On Fri, Mar 11, 2016 at 01:54:43AM +0530, Ayush Gupta wrote:

> 1. Construct a weighted undirected graph with words as nodes ( weights as
>    the number of times those 2 words have been searched together or found
>    together in the documents).
> 
> 2. Each node also keeps track of 5 most commonly used words with
>    it(redundancy to save time from sorting its neighbours).
> 
> 3. Whenever a user starts typing his query, this graph is queried
>    and the first word is predicted by prefix matching. The results of
>    the matching are shown in order of their searched frequency.
> 
> 4. When the user starts typing the next word, the graph is visited and the
>    neighbours of this word and any other word are retrieved and shown to the
>    user in order of frequency(weight of edges.).
> 
> [snip] is a rough overview of what I think can be used as an algorithm for
> autocomplete. I am going to read some research papers and improve on this.

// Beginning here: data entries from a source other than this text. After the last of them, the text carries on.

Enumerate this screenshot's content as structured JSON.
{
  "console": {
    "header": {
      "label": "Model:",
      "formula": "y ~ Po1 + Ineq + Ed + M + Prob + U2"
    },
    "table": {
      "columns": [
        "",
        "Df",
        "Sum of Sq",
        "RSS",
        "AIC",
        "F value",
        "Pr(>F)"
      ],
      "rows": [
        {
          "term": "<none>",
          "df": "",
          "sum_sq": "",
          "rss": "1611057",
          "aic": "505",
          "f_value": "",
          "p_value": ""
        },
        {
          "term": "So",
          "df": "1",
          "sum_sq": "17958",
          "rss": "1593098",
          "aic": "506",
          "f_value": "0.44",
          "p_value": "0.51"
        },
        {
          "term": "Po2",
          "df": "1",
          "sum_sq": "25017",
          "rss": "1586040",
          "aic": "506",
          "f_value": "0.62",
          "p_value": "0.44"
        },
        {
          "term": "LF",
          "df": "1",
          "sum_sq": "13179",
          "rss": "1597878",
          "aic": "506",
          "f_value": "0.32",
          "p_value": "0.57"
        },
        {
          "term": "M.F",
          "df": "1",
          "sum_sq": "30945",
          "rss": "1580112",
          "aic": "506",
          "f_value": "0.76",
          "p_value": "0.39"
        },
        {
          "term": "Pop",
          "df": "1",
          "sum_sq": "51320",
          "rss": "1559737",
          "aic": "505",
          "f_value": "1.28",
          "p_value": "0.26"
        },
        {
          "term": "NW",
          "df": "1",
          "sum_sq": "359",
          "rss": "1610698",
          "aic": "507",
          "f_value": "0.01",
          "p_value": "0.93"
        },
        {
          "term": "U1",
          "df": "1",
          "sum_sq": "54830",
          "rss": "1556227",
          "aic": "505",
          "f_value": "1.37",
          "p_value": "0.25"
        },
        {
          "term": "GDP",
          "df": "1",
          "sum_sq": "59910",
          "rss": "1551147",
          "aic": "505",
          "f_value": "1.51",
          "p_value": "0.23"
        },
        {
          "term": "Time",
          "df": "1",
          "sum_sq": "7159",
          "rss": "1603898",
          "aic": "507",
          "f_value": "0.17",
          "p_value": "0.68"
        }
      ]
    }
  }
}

Okay, for a Xapian project I think you'd need to use some part of
Xapian rather than building something completely separate (which would
be a separate project). Does it make sense to use btree tables to make
a new database type? Could it be implemented on top of a Xapian
database, perhaps with terms indexing documents representing the
weighted edges? How would you then store search frequencies to enable
that sorting?

However you haven't answered one of my questions that I think is
fundamental: what data are you working with here? You seem to be
building a language model. Does autocomplete work principally on
phrases found across the entire corpus, or should it prefer say
document titles over phrases from the body text? That may affect the
way you want to tackle the problem. Try to think about a few concrete
examples of autocomplete, and see what data they'd be working with.

> Learning from user queries: The method I have suggested is pretty basic.
> Incrementing the weight of edges whenever 2 or more words are searched
> together.

In the algorithm (in step 1) you've said the weights are based on 'the
number of the times...searched together or found together in the
documents'. I assume you're suggesting blending the two weights
together into one. Do you have an idea of how you'd do this? Also,
what functionality would you provide to make it easy to feed those
search weights in (for instance, are you going to incorporate a
logging system for all queries)?

> Stop Words: Since the prediction is quite basic right now, I dont think
> that stop words can be integrated in providing query predictions in scope
> of this project. What are your thoughts?

I generally avoid using stop words on index, and rely on the weighting
algorithm to de-emphasise them based on corpus frequency. However I'm
not dealing with enormous datasets usually, and there are good reasons
in other cases to use stop words at index time. You'd need to at least
document what the behaviour is and how it will affect the user
experience of auto-completion in that case.

J

-- 
  James Aylett, occasional trouble-maker
  xapian.org